Wondering if this boy had the fever as the urge once
again came over me to shut my eyes. I wonder if we,
meaning my culture, do not focus on the Malaria
epidemic because we have a cure for it and we can
afford the treatment unlike Aids/HIV. The latter gets
our financial support because it is a threat to our
wellbeing and this threat drives our support, not our
good will to help the people of Uganda.

The reality is so harsh here it is hard to write about
how awesome the kayaking has been. We say “eat,
sleep, Kayak, repeat. The waves are similar to Chair
Creek at 40K on the Salmon River. There are really
big haystacks in all directions. The Hairy Lemon is
just downstream form the Nile Special surf wave. It
takes about ten minutes to paddle up to the wave, a
perfect warm up before dropping in for your first surf
in the morning. Each evening Red Tail Monkeys jump
and swing from the trees outside of the cabin.

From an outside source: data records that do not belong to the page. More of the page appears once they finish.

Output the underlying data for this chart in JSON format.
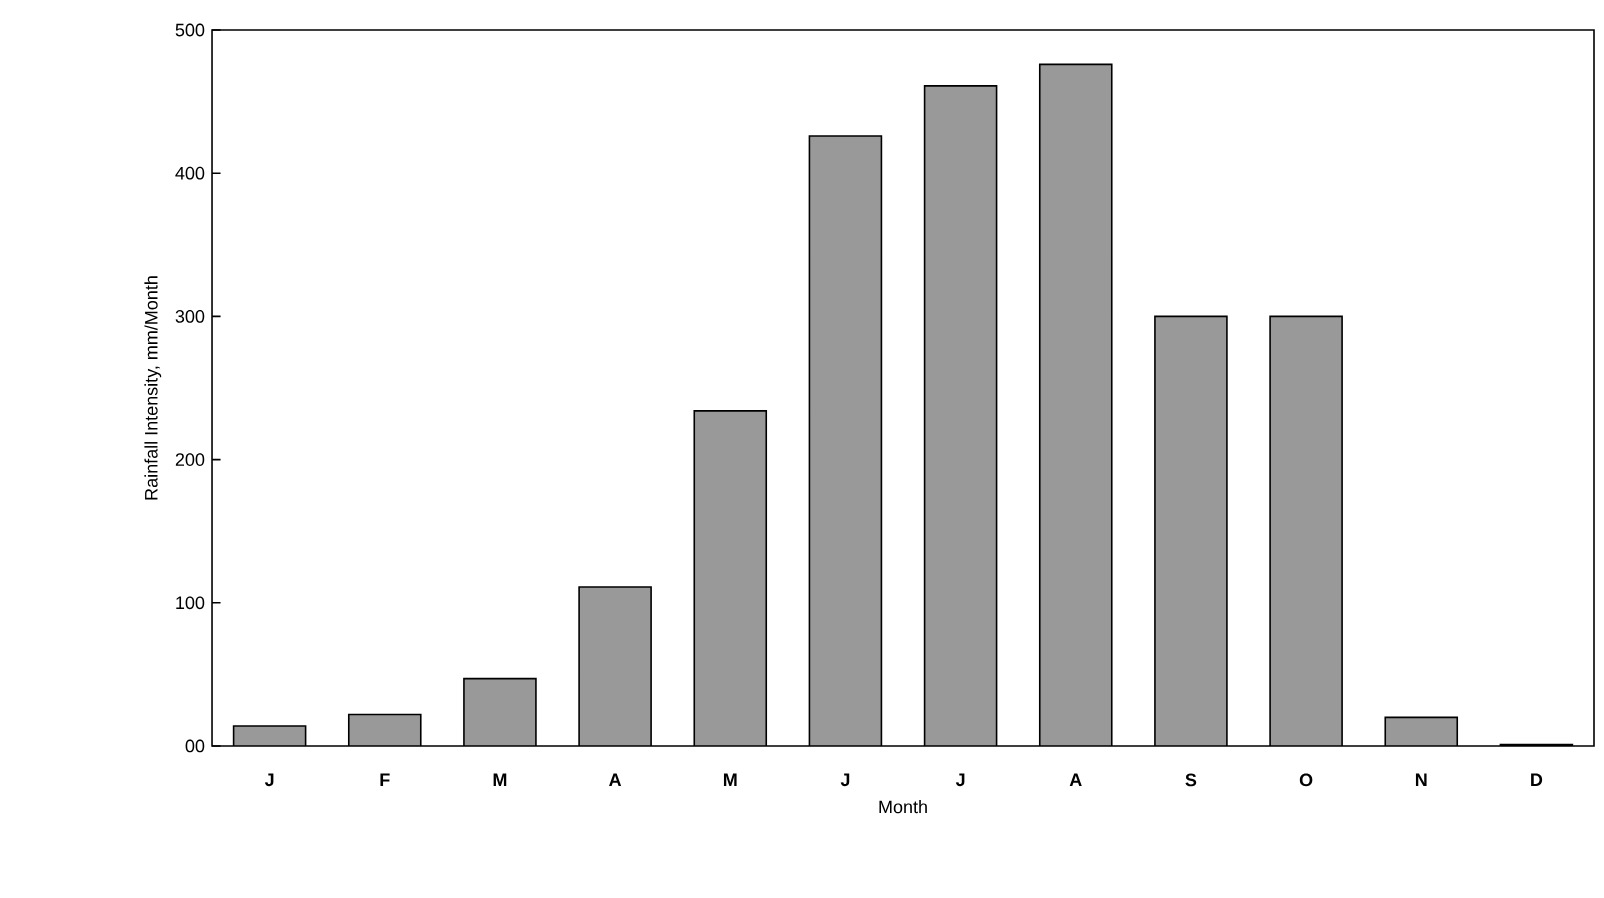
{
  "chart_data": {
    "type": "bar",
    "xlabel": "Month",
    "ylabel": "Rainfall Intensity, mm/Month",
    "categories": [
      "J",
      "F",
      "M",
      "A",
      "M",
      "J",
      "J",
      "A",
      "S",
      "O",
      "N",
      "D"
    ],
    "values": [
      14,
      22,
      47,
      111,
      234,
      426,
      461,
      476,
      300,
      300,
      20,
      1
    ],
    "color": "#999999",
    "ylim": [
      0,
      500
    ],
    "yticks": [
      {
        "value": 0,
        "label": "00"
      },
      100,
      200,
      300,
      400,
      500
    ],
    "grid": false
  }
}
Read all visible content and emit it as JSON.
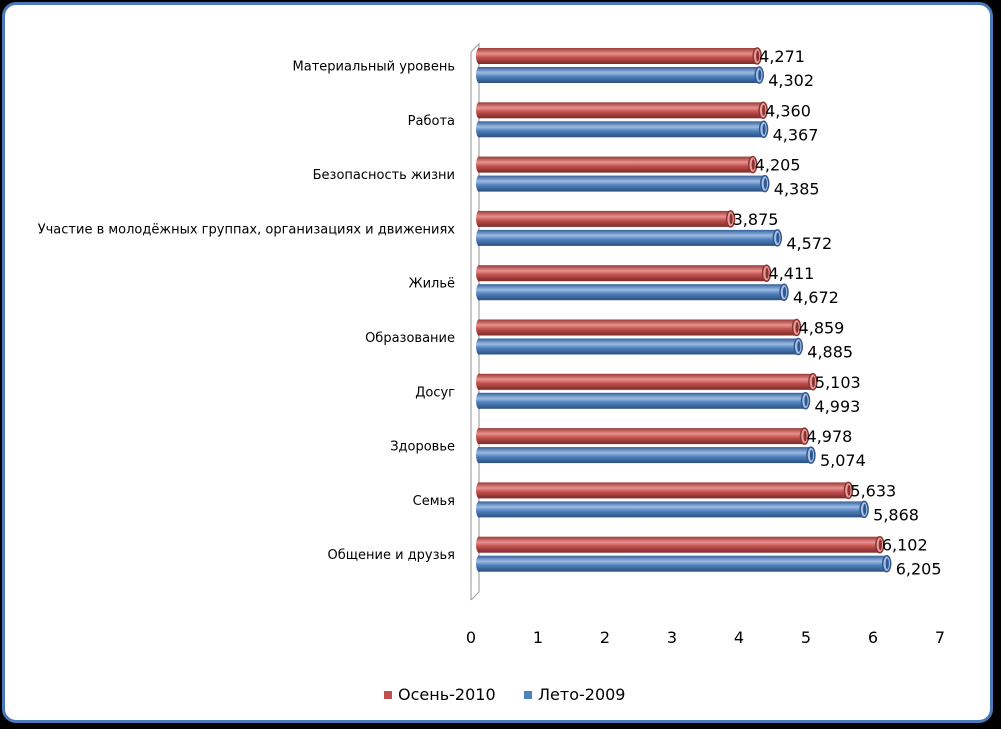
{
  "chart_data": {
    "type": "bar",
    "orientation": "horizontal",
    "categories": [
      "Материальный уровень",
      "Работа",
      "Безопасность жизни",
      "Участие в молодёжных группах, организациях и движениях",
      "Жильё",
      "Образование",
      "Досуг",
      "Здоровье",
      "Семья",
      "Общение и друзья"
    ],
    "series": [
      {
        "name": "Осень-2010",
        "color": "#c0504d",
        "values": [
          4.271,
          4.36,
          4.205,
          3.875,
          4.411,
          4.859,
          5.103,
          4.978,
          5.633,
          6.102
        ],
        "labels": [
          "4,271",
          "4,360",
          "4,205",
          "3,875",
          "4,411",
          "4,859",
          "5,103",
          "4,978",
          "5,633",
          "6,102"
        ]
      },
      {
        "name": "Лето-2009",
        "color": "#4f81bd",
        "values": [
          4.302,
          4.367,
          4.385,
          4.572,
          4.672,
          4.885,
          4.993,
          5.074,
          5.868,
          6.205
        ],
        "labels": [
          "4,302",
          "4,367",
          "4,385",
          "4,572",
          "4,672",
          "4,885",
          "4,993",
          "5,074",
          "5,868",
          "6,205"
        ]
      }
    ],
    "xlim": [
      0,
      7
    ],
    "xticks": [
      "0",
      "1",
      "2",
      "3",
      "4",
      "5",
      "6",
      "7"
    ],
    "legend_position": "bottom",
    "grid": false
  }
}
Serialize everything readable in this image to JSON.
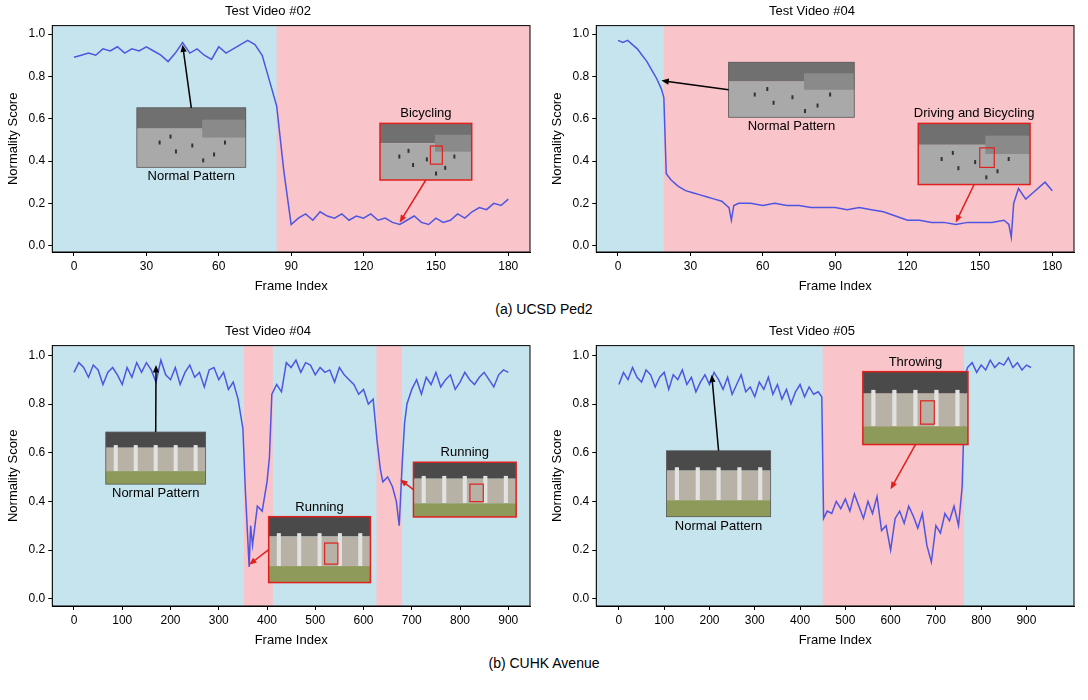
{
  "chart_data": [
    {
      "type": "line",
      "title": "Test Video #02",
      "x_label": "Frame Index",
      "y_label": "Normality Score",
      "xlim": [
        -9,
        189
      ],
      "xticks": [
        0,
        30,
        60,
        90,
        120,
        150,
        180
      ],
      "ylim": [
        -0.03,
        1.04
      ],
      "yticks": [
        {
          "value": 0,
          "label": "0.0"
        },
        {
          "value": 0.2,
          "label": "0.2"
        },
        {
          "value": 0.4,
          "label": "0.4"
        },
        {
          "value": 0.6,
          "label": "0.6"
        },
        {
          "value": 0.8,
          "label": "0.8"
        },
        {
          "value": 1,
          "label": "1.0"
        }
      ],
      "grid": false,
      "color": "#4f55e0",
      "x": [
        0,
        3,
        6,
        9,
        12,
        15,
        18,
        21,
        24,
        27,
        30,
        33,
        36,
        39,
        42,
        45,
        48,
        51,
        54,
        57,
        60,
        63,
        66,
        69,
        72,
        75,
        78,
        81,
        84,
        87,
        90,
        93,
        96,
        99,
        102,
        105,
        108,
        111,
        114,
        117,
        120,
        123,
        126,
        129,
        132,
        135,
        138,
        141,
        144,
        147,
        150,
        153,
        156,
        159,
        162,
        165,
        168,
        171,
        174,
        177,
        180
      ],
      "values": [
        0.89,
        0.9,
        0.91,
        0.9,
        0.93,
        0.92,
        0.94,
        0.91,
        0.93,
        0.92,
        0.94,
        0.92,
        0.9,
        0.87,
        0.91,
        0.96,
        0.91,
        0.93,
        0.9,
        0.88,
        0.94,
        0.91,
        0.93,
        0.95,
        0.97,
        0.95,
        0.9,
        0.78,
        0.66,
        0.35,
        0.1,
        0.13,
        0.15,
        0.12,
        0.16,
        0.14,
        0.13,
        0.15,
        0.12,
        0.14,
        0.13,
        0.15,
        0.12,
        0.13,
        0.11,
        0.1,
        0.12,
        0.14,
        0.11,
        0.1,
        0.13,
        0.11,
        0.12,
        0.15,
        0.13,
        0.16,
        0.18,
        0.17,
        0.2,
        0.19,
        0.22
      ],
      "anomaly_ranges": [
        [
          84,
          189
        ]
      ],
      "annotations": [
        {
          "text": "Normal Pattern",
          "x": 45,
          "y": 0.95
        },
        {
          "text": "Bicycling",
          "x": 135,
          "y": 0.11
        }
      ]
    },
    {
      "type": "line",
      "title": "Test Video #04",
      "x_label": "Frame Index",
      "y_label": "Normality Score",
      "xlim": [
        -9,
        189
      ],
      "xticks": [
        0,
        30,
        60,
        90,
        120,
        150,
        180
      ],
      "ylim": [
        -0.03,
        1.04
      ],
      "yticks": [
        {
          "value": 0,
          "label": "0.0"
        },
        {
          "value": 0.2,
          "label": "0.2"
        },
        {
          "value": 0.4,
          "label": "0.4"
        },
        {
          "value": 0.6,
          "label": "0.6"
        },
        {
          "value": 0.8,
          "label": "0.8"
        },
        {
          "value": 1,
          "label": "1.0"
        }
      ],
      "grid": false,
      "color": "#4f55e0",
      "x": [
        0,
        2,
        4,
        6,
        8,
        10,
        12,
        14,
        16,
        18,
        19,
        20,
        22,
        25,
        28,
        31,
        34,
        37,
        40,
        43,
        46,
        47,
        48,
        50,
        55,
        60,
        65,
        70,
        75,
        80,
        85,
        90,
        95,
        100,
        105,
        110,
        115,
        120,
        125,
        130,
        135,
        140,
        145,
        150,
        155,
        160,
        162,
        163,
        164,
        166,
        169,
        172,
        175,
        177,
        180
      ],
      "values": [
        0.97,
        0.96,
        0.97,
        0.95,
        0.93,
        0.9,
        0.87,
        0.83,
        0.79,
        0.74,
        0.7,
        0.34,
        0.31,
        0.28,
        0.26,
        0.25,
        0.24,
        0.23,
        0.22,
        0.21,
        0.18,
        0.12,
        0.19,
        0.2,
        0.2,
        0.19,
        0.2,
        0.19,
        0.19,
        0.18,
        0.18,
        0.18,
        0.17,
        0.18,
        0.17,
        0.16,
        0.14,
        0.12,
        0.12,
        0.11,
        0.11,
        0.1,
        0.11,
        0.11,
        0.11,
        0.12,
        0.1,
        0.04,
        0.2,
        0.27,
        0.22,
        0.25,
        0.28,
        0.3,
        0.26
      ],
      "anomaly_ranges": [
        [
          19,
          189
        ]
      ],
      "annotations": [
        {
          "text": "Normal Pattern",
          "x": 18,
          "y": 0.78
        },
        {
          "text": "Driving and Bicycling",
          "x": 140,
          "y": 0.11
        }
      ]
    },
    {
      "type": "line",
      "title": "Test Video #04",
      "x_label": "Frame Index",
      "y_label": "Normality Score",
      "xlim": [
        -45,
        945
      ],
      "xticks": [
        0,
        100,
        200,
        300,
        400,
        500,
        600,
        700,
        800,
        900
      ],
      "ylim": [
        -0.03,
        1.04
      ],
      "yticks": [
        {
          "value": 0,
          "label": "0.0"
        },
        {
          "value": 0.2,
          "label": "0.2"
        },
        {
          "value": 0.4,
          "label": "0.4"
        },
        {
          "value": 0.6,
          "label": "0.6"
        },
        {
          "value": 0.8,
          "label": "0.8"
        },
        {
          "value": 1,
          "label": "1.0"
        }
      ],
      "grid": false,
      "color": "#4f55e0",
      "x": [
        0,
        10,
        20,
        30,
        40,
        50,
        60,
        70,
        80,
        90,
        100,
        110,
        120,
        130,
        140,
        150,
        160,
        170,
        180,
        190,
        200,
        210,
        220,
        230,
        240,
        250,
        260,
        270,
        280,
        290,
        300,
        310,
        320,
        330,
        340,
        350,
        355,
        360,
        363,
        366,
        370,
        380,
        390,
        400,
        405,
        410,
        420,
        430,
        440,
        450,
        460,
        470,
        480,
        490,
        500,
        510,
        520,
        530,
        540,
        550,
        560,
        570,
        580,
        590,
        600,
        610,
        620,
        628,
        635,
        640,
        650,
        660,
        668,
        674,
        680,
        685,
        690,
        700,
        710,
        720,
        730,
        740,
        750,
        760,
        770,
        780,
        790,
        800,
        810,
        820,
        830,
        840,
        850,
        860,
        870,
        880,
        890,
        900
      ],
      "values": [
        0.93,
        0.97,
        0.95,
        0.91,
        0.96,
        0.94,
        0.88,
        0.93,
        0.95,
        0.92,
        0.88,
        0.95,
        0.91,
        0.97,
        0.93,
        0.97,
        0.94,
        0.89,
        0.98,
        0.92,
        0.9,
        0.95,
        0.88,
        0.93,
        0.96,
        0.91,
        0.93,
        0.87,
        0.94,
        0.95,
        0.9,
        0.93,
        0.86,
        0.89,
        0.82,
        0.7,
        0.45,
        0.25,
        0.13,
        0.3,
        0.22,
        0.38,
        0.36,
        0.48,
        0.58,
        0.84,
        0.88,
        0.85,
        0.97,
        0.95,
        0.98,
        0.93,
        0.97,
        0.96,
        0.92,
        0.95,
        0.93,
        0.94,
        0.89,
        0.95,
        0.92,
        0.9,
        0.88,
        0.84,
        0.86,
        0.8,
        0.82,
        0.65,
        0.53,
        0.48,
        0.5,
        0.46,
        0.4,
        0.3,
        0.55,
        0.72,
        0.8,
        0.86,
        0.9,
        0.84,
        0.91,
        0.88,
        0.93,
        0.87,
        0.9,
        0.92,
        0.86,
        0.89,
        0.93,
        0.9,
        0.88,
        0.91,
        0.93,
        0.9,
        0.87,
        0.92,
        0.94,
        0.93
      ],
      "anomaly_ranges": [
        [
          352,
          412
        ],
        [
          627,
          680
        ]
      ],
      "annotations": [
        {
          "text": "Normal Pattern",
          "x": 170,
          "y": 0.96
        },
        {
          "text": "Running",
          "x": 363,
          "y": 0.14
        },
        {
          "text": "Running",
          "x": 676,
          "y": 0.49
        }
      ]
    },
    {
      "type": "line",
      "title": "Test Video #05",
      "x_label": "Frame Index",
      "y_label": "Normality Score",
      "xlim": [
        -50,
        1005
      ],
      "xticks": [
        0,
        100,
        200,
        300,
        400,
        500,
        600,
        700,
        800,
        900
      ],
      "ylim": [
        -0.03,
        1.04
      ],
      "yticks": [
        {
          "value": 0,
          "label": "0.0"
        },
        {
          "value": 0.2,
          "label": "0.2"
        },
        {
          "value": 0.4,
          "label": "0.4"
        },
        {
          "value": 0.6,
          "label": "0.6"
        },
        {
          "value": 0.8,
          "label": "0.8"
        },
        {
          "value": 1,
          "label": "1.0"
        }
      ],
      "grid": false,
      "color": "#4f55e0",
      "x": [
        0,
        10,
        20,
        30,
        40,
        50,
        60,
        70,
        80,
        90,
        100,
        110,
        120,
        130,
        140,
        150,
        160,
        170,
        180,
        190,
        200,
        210,
        220,
        230,
        240,
        250,
        260,
        270,
        280,
        290,
        300,
        310,
        320,
        330,
        340,
        350,
        360,
        370,
        380,
        390,
        400,
        410,
        420,
        430,
        440,
        448,
        452,
        460,
        470,
        480,
        490,
        500,
        510,
        520,
        530,
        540,
        550,
        560,
        570,
        580,
        590,
        600,
        610,
        620,
        630,
        640,
        650,
        660,
        670,
        680,
        690,
        700,
        710,
        720,
        730,
        740,
        750,
        758,
        765,
        770,
        780,
        790,
        800,
        810,
        820,
        830,
        840,
        850,
        860,
        870,
        880,
        890,
        900,
        910
      ],
      "values": [
        0.88,
        0.93,
        0.9,
        0.95,
        0.91,
        0.89,
        0.94,
        0.92,
        0.87,
        0.91,
        0.93,
        0.86,
        0.92,
        0.9,
        0.94,
        0.88,
        0.91,
        0.85,
        0.89,
        0.92,
        0.88,
        0.93,
        0.9,
        0.86,
        0.91,
        0.84,
        0.88,
        0.92,
        0.85,
        0.87,
        0.83,
        0.89,
        0.86,
        0.91,
        0.84,
        0.88,
        0.82,
        0.86,
        0.8,
        0.85,
        0.88,
        0.83,
        0.87,
        0.84,
        0.85,
        0.83,
        0.33,
        0.36,
        0.35,
        0.4,
        0.37,
        0.41,
        0.36,
        0.43,
        0.38,
        0.33,
        0.4,
        0.35,
        0.42,
        0.28,
        0.3,
        0.2,
        0.33,
        0.36,
        0.31,
        0.38,
        0.34,
        0.29,
        0.35,
        0.22,
        0.15,
        0.3,
        0.27,
        0.35,
        0.32,
        0.38,
        0.3,
        0.46,
        0.92,
        0.95,
        0.97,
        0.93,
        0.96,
        0.94,
        0.98,
        0.95,
        0.97,
        0.96,
        0.99,
        0.95,
        0.97,
        0.94,
        0.96,
        0.95
      ],
      "anomaly_ranges": [
        [
          450,
          762
        ]
      ],
      "annotations": [
        {
          "text": "Normal Pattern",
          "x": 205,
          "y": 0.92
        },
        {
          "text": "Throwing",
          "x": 600,
          "y": 0.45
        }
      ]
    }
  ],
  "captions": [
    "(a) UCSD Ped2",
    "(b) CUHK Avenue"
  ]
}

Upon arrival here there was a large yellow snake
climbing on the fence next to the main cabin. He was
soon decapitated with a machete. Jeremy Laucks,
another American here, turned to me and said, “I am
staying a month?” After our first surf session he
said, “I am staying a month, it will be long, but the
surf will be great!”

Erin and Robin run the Hairy Lemon while trying to
keep their three year old boy, Austin, away from the
snakes but allowing him to still make decisions. He
swims a lot and plays with his sandbox. Most of the
crocodiles were killed during the Idi Amin decimation
of the people and the wildlife. The main eating area
has boards about three feet tall. I am not sure if
this is to keep him in or the snakes out.

We celebrated New Years Eve with drinking games ( Rob
was kind enough to bring me shots of water under the
cover of Vodka) as everyone was buying rounds for the
house. We had kayakers from Russian, USA, English,
Whales, Finland, Canada, and Australia. We awoke at
6am to early morning surf.

Uganda is amazing in every way. I wish I was
enlightened enough to know what to think.

End of the Week-
My back stabs are bigger than my front blunts and
today I had the best surf session yet. The Hairy
Lemon is the first all-inclusive resort I have been
to. This all-inclusive package comes with ferry
crossings, three meals a day, bunk room, mosquito
netting, cricket, and unlimited armbands for the
whitewater park. The resort fees include Nile Special
beer, battery charging for cameras, laptops, and cell
phones from the solar panel, and potable water.

Ester is the daughter of one of the workers here. She
is ten and speaks proper English but is shy to speak
it. Today I taught her how to multiply the 9s on her
fingers. Her smile made me happy and sad at the same

My great friend from home, Megan, will be here to surf
with me in a few days and the Jackson Team in a couple
weeks. I cannot wait for all of them to arrive.